A week later even his short periods of rationality ceased, and he recognized no one who visited him, railing viciously against them for what was happening to him. He began to bleed uncontrollably from almost every orifice—his ears, nose, mouth and rectum—and the next day, after a further violent seizure during which he called repeatedly for his wife and children, he died, falling suddenly silent, his entire body straining in a painful curve before collapsing and finally settling in a succession of gentle waves which caused his bloody wasted corpse to tremble in its straps.

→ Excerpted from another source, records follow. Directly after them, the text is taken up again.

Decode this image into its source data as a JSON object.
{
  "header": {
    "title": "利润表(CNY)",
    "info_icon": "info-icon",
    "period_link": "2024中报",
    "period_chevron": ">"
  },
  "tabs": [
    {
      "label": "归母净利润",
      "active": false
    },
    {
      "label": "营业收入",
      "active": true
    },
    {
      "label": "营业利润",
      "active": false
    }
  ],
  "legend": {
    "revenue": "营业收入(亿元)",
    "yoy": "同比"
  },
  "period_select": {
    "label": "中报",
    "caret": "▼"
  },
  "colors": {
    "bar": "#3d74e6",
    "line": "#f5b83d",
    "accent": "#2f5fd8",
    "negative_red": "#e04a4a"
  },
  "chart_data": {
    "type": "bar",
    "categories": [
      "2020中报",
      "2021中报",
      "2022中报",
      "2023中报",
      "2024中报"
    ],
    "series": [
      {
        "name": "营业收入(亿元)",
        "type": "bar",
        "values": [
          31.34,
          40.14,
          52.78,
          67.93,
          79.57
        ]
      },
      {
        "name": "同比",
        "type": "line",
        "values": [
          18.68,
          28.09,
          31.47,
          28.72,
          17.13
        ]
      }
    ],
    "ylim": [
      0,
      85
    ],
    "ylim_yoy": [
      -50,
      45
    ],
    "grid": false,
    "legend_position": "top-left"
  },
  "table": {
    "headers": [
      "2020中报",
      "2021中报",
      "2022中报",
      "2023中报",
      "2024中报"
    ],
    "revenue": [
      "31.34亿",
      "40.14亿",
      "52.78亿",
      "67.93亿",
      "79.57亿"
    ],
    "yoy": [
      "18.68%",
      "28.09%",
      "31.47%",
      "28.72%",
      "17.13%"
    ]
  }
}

Goodsir was with him when this happened, and realizing what he was witnessing, he called for Stanley and Fitzjames. Others arrived with them, and upon silently acknowledging that Fairholme was beyond their help, they all assisted in unfastening his body, covering it with a clean sheet and then lifting it from the bed, all of them shocked by the looseness of his bones and the way in which it felt as though they were holding these in their hands without the intervening comfort of flesh or skin or sheet.
“James Walter Fairholme,” Fitzjames said over the shrouded corpse, the rhythm and solidity of the names a solemn litany, enlivened only by the affection with which they were spoken.